Search code examples
pythoncompressionreverse-engineeringzlib

Guess configuration to inflate zlib compressed data


I want to inflate a zlib compressed data. I've tried the following in python:

zlib.decompress(data)

-> it return the following error: zlib.error: Error -3 while decompressing data: incorrect data check

So I found a way to ignore data check:

def decompress_corrupted(data):
    d = zlib.decompressobj(zlib.MAX_WBITS | 32)
    f = BytesIO(data)
    result_str = b''
    buffer = f.read(1)
    try:
        while buffer:
            result_str += d.decompress(buffer)
            buffer = f.read(1)
    except zlib.error:
        pass
    return result_str

But the result produced is partially "corrupted": I get a .rtf content with few mistakes.

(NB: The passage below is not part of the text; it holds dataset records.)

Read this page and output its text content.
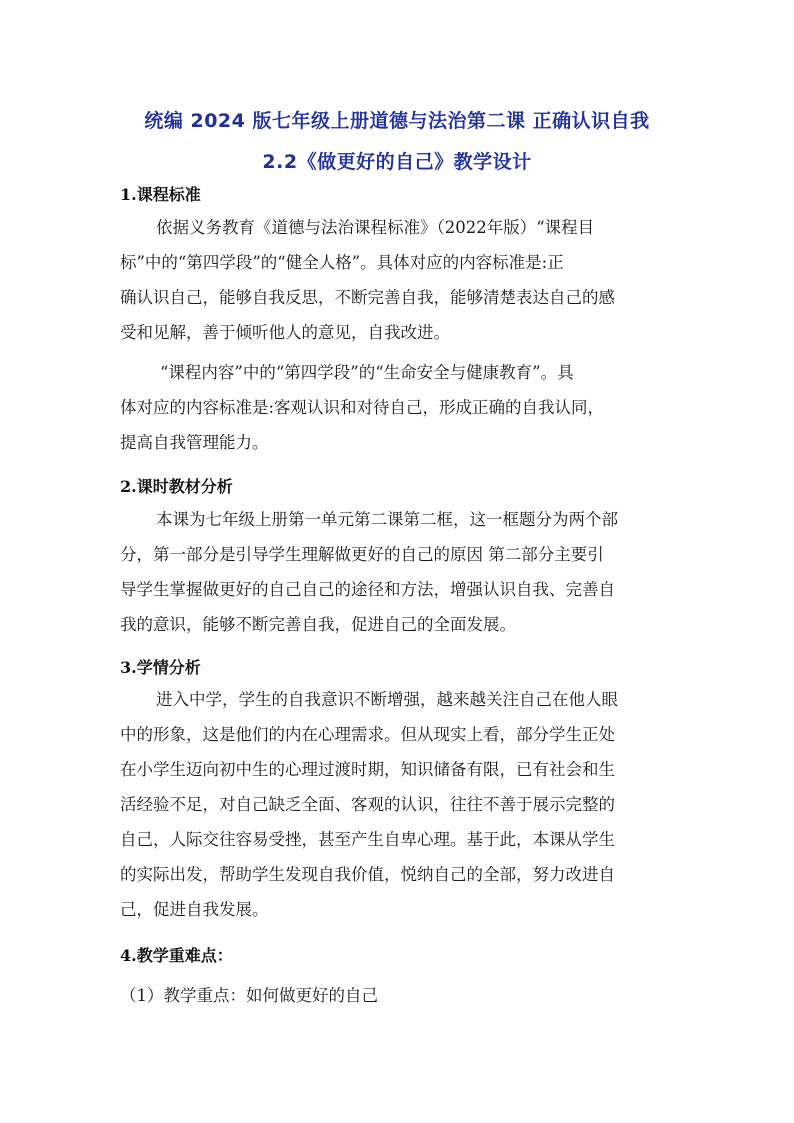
统编 2024 版七年级上册道德与法治第二课 正确认识自我
2.2《做更好的自己》教学设计
1.课程标准
依据义务教育《道德与法治课程标准》（2022年版）“课程目
标”中的“第四学段”的“健全人格”。具体对应的内容标准是:正
确认识自己，能够自我反思，不断完善自我，能够清楚表达自己的感
受和见解，善于倾听他人的意见，自我改进。
“课程内容”中的“第四学段”的“生命安全与健康教育”。具
体对应的内容标准是:客观认识和对待自己，形成正确的自我认同，
提高自我管理能力。
2.课时教材分析
本课为七年级上册第一单元第二课第二框，这一框题分为两个部
分，第一部分是引导学生理解做更好的自己的原因 第二部分主要引
导学生掌握做更好的自己自己的途径和方法，增强认识自我、完善自
我的意识，能够不断完善自我，促进自己的全面发展。
3.学情分析
进入中学，学生的自我意识不断增强，越来越关注自己在他人眼
中的形象，这是他们的内在心理需求。但从现实上看，部分学生正处
在小学生迈向初中生的心理过渡时期，知识储备有限，已有社会和生
活经验不足，对自己缺乏全面、客观的认识，往往不善于展示完整的
自己，人际交往容易受挫，甚至产生自卑心理。基于此，本课从学生
的实际出发，帮助学生发现自我价值，悦纳自己的全部，努力改进自
己，促进自我发展。
4.教学重难点：
（1）教学重点：如何做更好的自己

My question: since I know that the compression uses zlib algorithm, what are the configurations parts (or pre/post-processes) I could try to get the original document?

Context: the solution used to compress these files is no more edited and the editor has never answered our messages. We only possess a compiled viewer but need the exact algorithm to make a migration to alternative solution. We know these files are not corrupted since the current viewer is able to display them properly.

If it can help:

  • here is the head of the data: 789C 95 54 5D 6F D3 30 14 ...
  • and the tail: .. 79 AE C5 E2 17 82 5E 3F 85

Solution

  • There are no "configurations" needed. zlib's inflate will inflate any valid compressed zlib stream losslessly to the original content.

    Therefore, despite your attestation, your data is getting corrupted or deliberately modified somewhere along the way.